Write a linear function f with the given values f(-2)=0, f(6)=-4

Answer 1

The Slope-Intercept form of the equation of a line is:

`y=mx+b`

Where "m" is the slope of the line and "b" is the y-intercept.

Knowing that:

`\begin{gathered} f\mleft(-2\mright)=0 \\ f(6)=-4 \end{gathered}`

You can identify that the line passes through these points:

`\begin{gathered} (-2,0) \\ (6,-4) \end{gathered}`

By definition, the value of "x" is zero when the line intersects the y-axis and the value of "y" is zero when the line intersects the x-axis.

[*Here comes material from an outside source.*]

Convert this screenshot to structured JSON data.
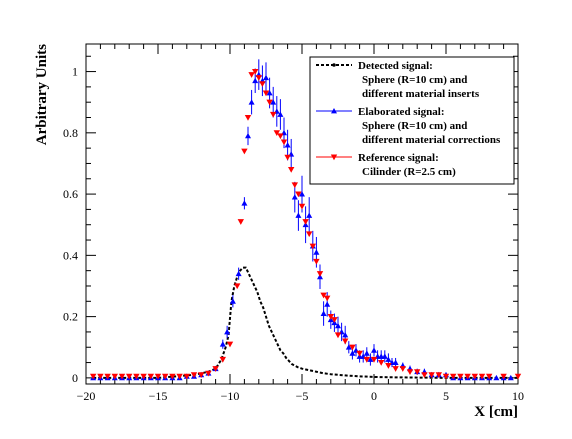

To find the slope of a line you can use the following formula:

`m=(y_2-y_1)/(x_2-x_1)`

In this case, you can set up that:

`\begin{gathered} y_2=-4 \\ y_1=0 \\ x_2=6 \\ x_1=-2 \end{gathered}`

Then substituting values into the formula and evaluating, you get that the slope of the line is:

`m=(-4-0)/(6-(-2))=(-4)/(6+2)=(-4)/(8)=-(1)/(2)`

You can substitute the slope and the coordinates of the second point into the equation

`y=mx+b`

and then solve for "b":

`\begin{gathered} -4=-(1)/(2)(6)+b \\ \\ -4=-3+b \\ -4+3=b \\ b=-1 \end{gathered}`

Knowing "m" and "b", you can write the following equation of this line in Slope-Intercept form:

`y=-(1)/(2)x-1`

Rewriting it with:

`f(x)=y`

You get that the answer is:

`f(x)=-(1)/(2)x-1`